MTS became a standard piece of Windows NT Server, renamed (confusingly) as COM+ in Windows 2000. In principle, COM+ was now ready to democratize the middle tier. In practice, that didn’t happen. Microsoft’s Web-serving technology (Internet Information Server, Active Server Pages) became popular, but relatively few developers created the deeply COM-based architectures that were required to exploit the COM+ services.

—J.U.

.NET Vision Meets Reality
Microsoft's broad and deeply-layered enterprise strategy overloads the term ".NET" to the breaking point. It's hard, but useful, to unravel the many meanings. The Common Language Runtime, at the core of the onion, aims to simplify the componentization of software. The resulting components can more readily exploit existing COM+ services (the "democratization of the middle tier"), and at the same time can play in the emerging world of XML web services.

The .NET Framework, analogous to the Java/J2EE class libraries, continues the long Microsoft tradition of the 80/20 solution—that is, it aims to deliver 80 percent of the best practices that programmers should master, while requiring 20 percent of the knowledge and effort. It's fascinating to note that this doesn't only make programming grunts more productive.

Managers and software architects, who haven't actually programmed for years, find they can now sketch prototypes in software rather than on whiteboards. "I'm primarily a prototyper and designer," says Impact Technologies' Howard Keziah. Exploring ideas was a prohibitive exercise when it meant mastering the details of COM and network plumbing. Now that the .NET Framework relieves much of those burdens, he says he can once again directly model the software his teams will implement.

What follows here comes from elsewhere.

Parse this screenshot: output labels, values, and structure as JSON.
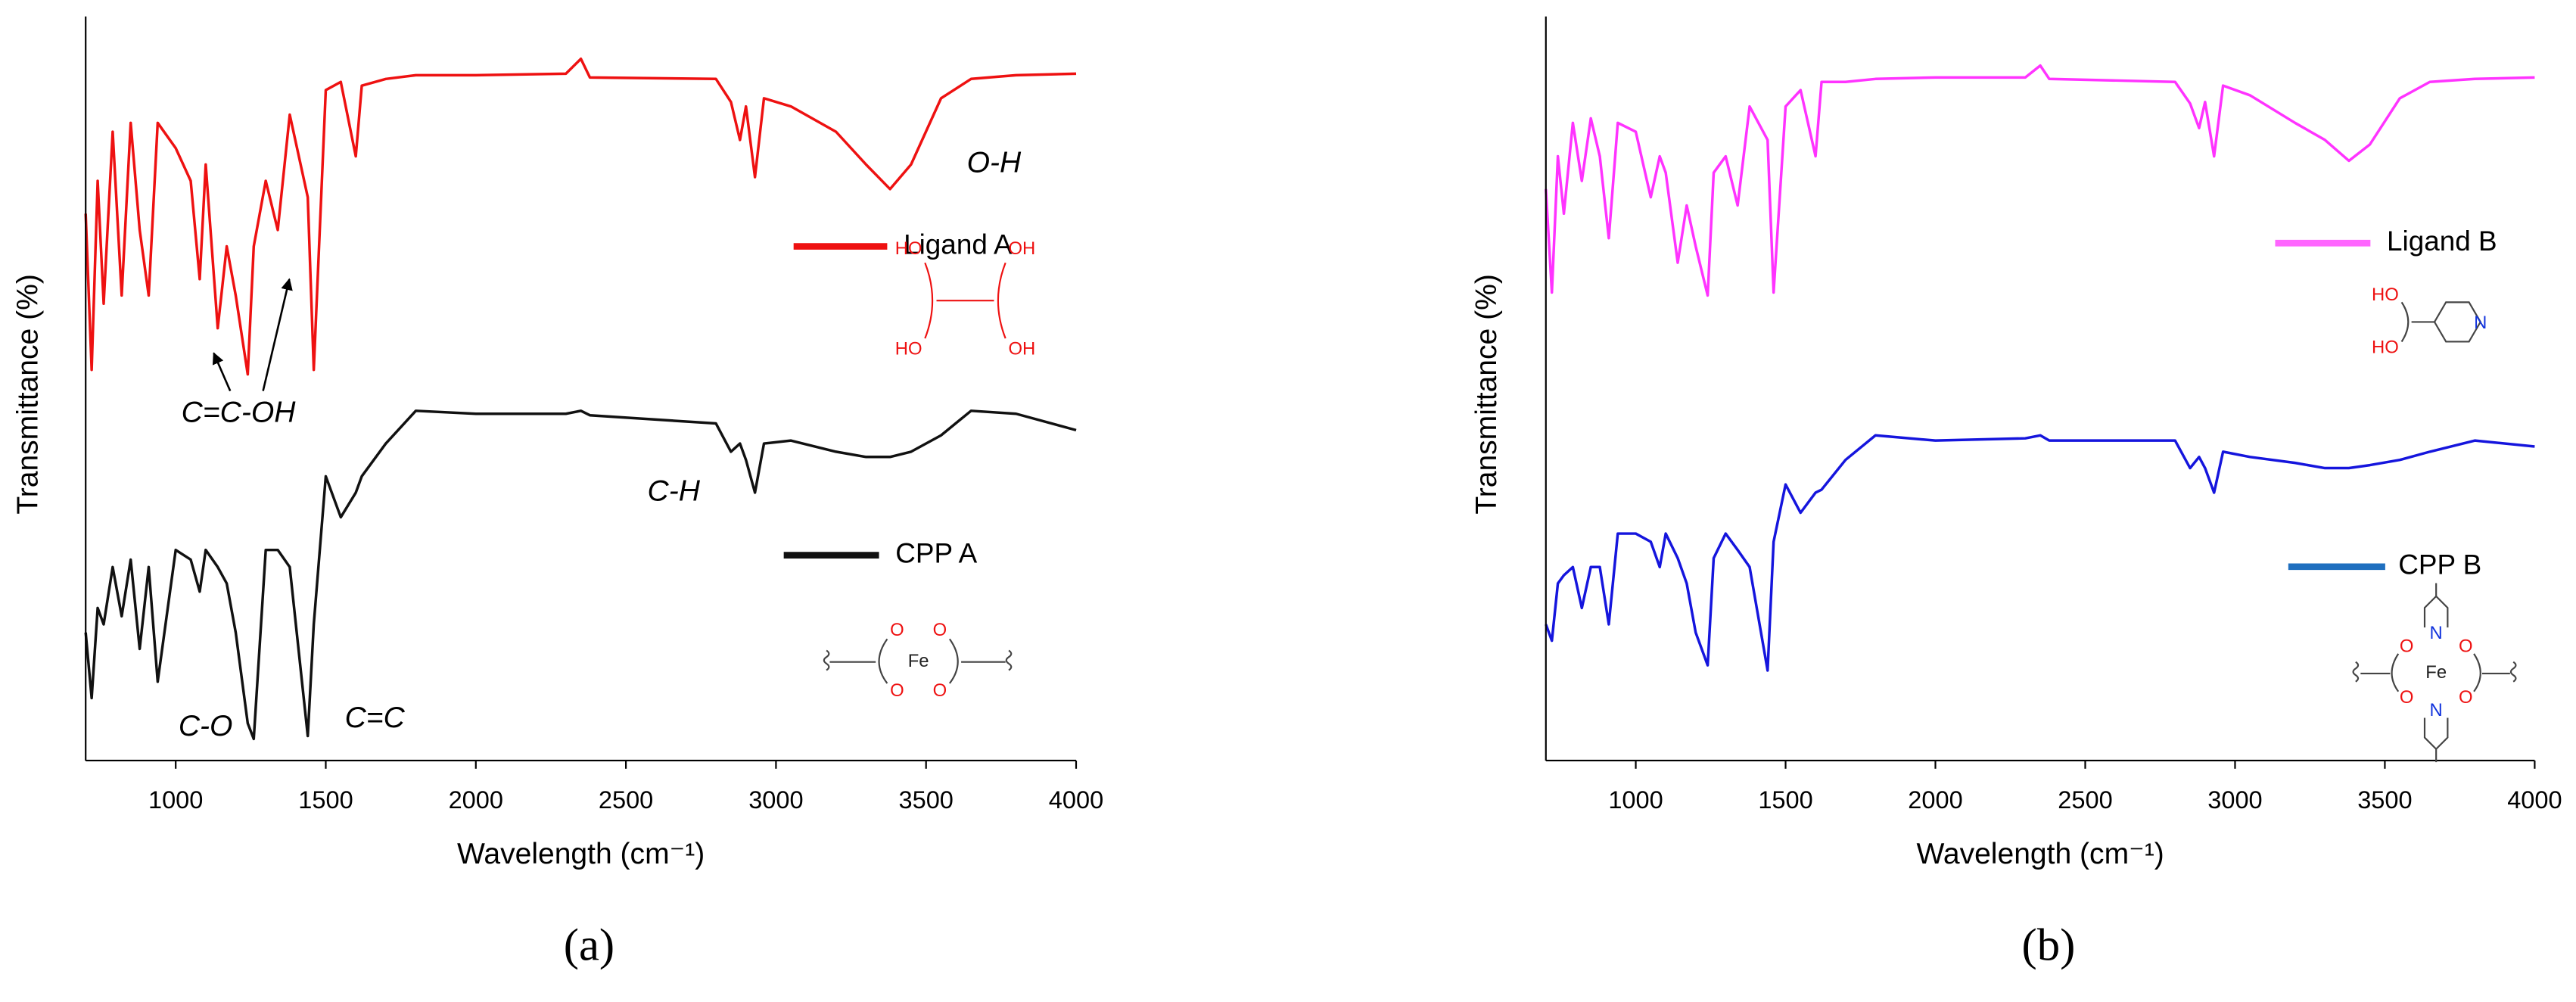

For users of the .NET Framework, Visual Studio.NET will be the toolkit of choice. Here too, the aim is to make the plumbing easy or automatic, so that programmers can focus on business logic.

But not everybody buys into Microsoft's ease-of-use mantra. Roger Sessions, for one, is skeptical. For experienced enterprise developers, he doesn't think that .NET is compellingly more productive than J2EE. And it isn't portable, of course, since it requires Windows as a deployment platform. (Emerging alternatives remain unproven, including Unix/Linux ports of the CLR and Framework, and Java-based emulators like Halcyon Software's iNET.)

But where Windows is an acceptable platform, Sessions says, the cost of a .NET unit of work is far less than the cost of a J2EE unit of work. He's bullish on performance too. "The few benchmarks we do have," he says, "appear to favor the Microsoft platform by a wide margin."

Even so, Sessions discounts Microsoft's technology as a key factor in its enterprise adoption, or lack thereof. "How do you sell in the enterprise?" he asks. "How do you deliver consulting services and support? These are the roadblocks, not technology."

At least this much is clear. Whether or not Microsoft's .NET and Web services initiatives find near-term traction in the enterprise, the elements of the strategy—componentization, access to the middle tier, XML representation of business data and protocols—are universal and will matter to everyone. Even if you don't use Microsoft's products, you'll likely need to interoperate with it. As .NET starts to roll out, you'll find that you can.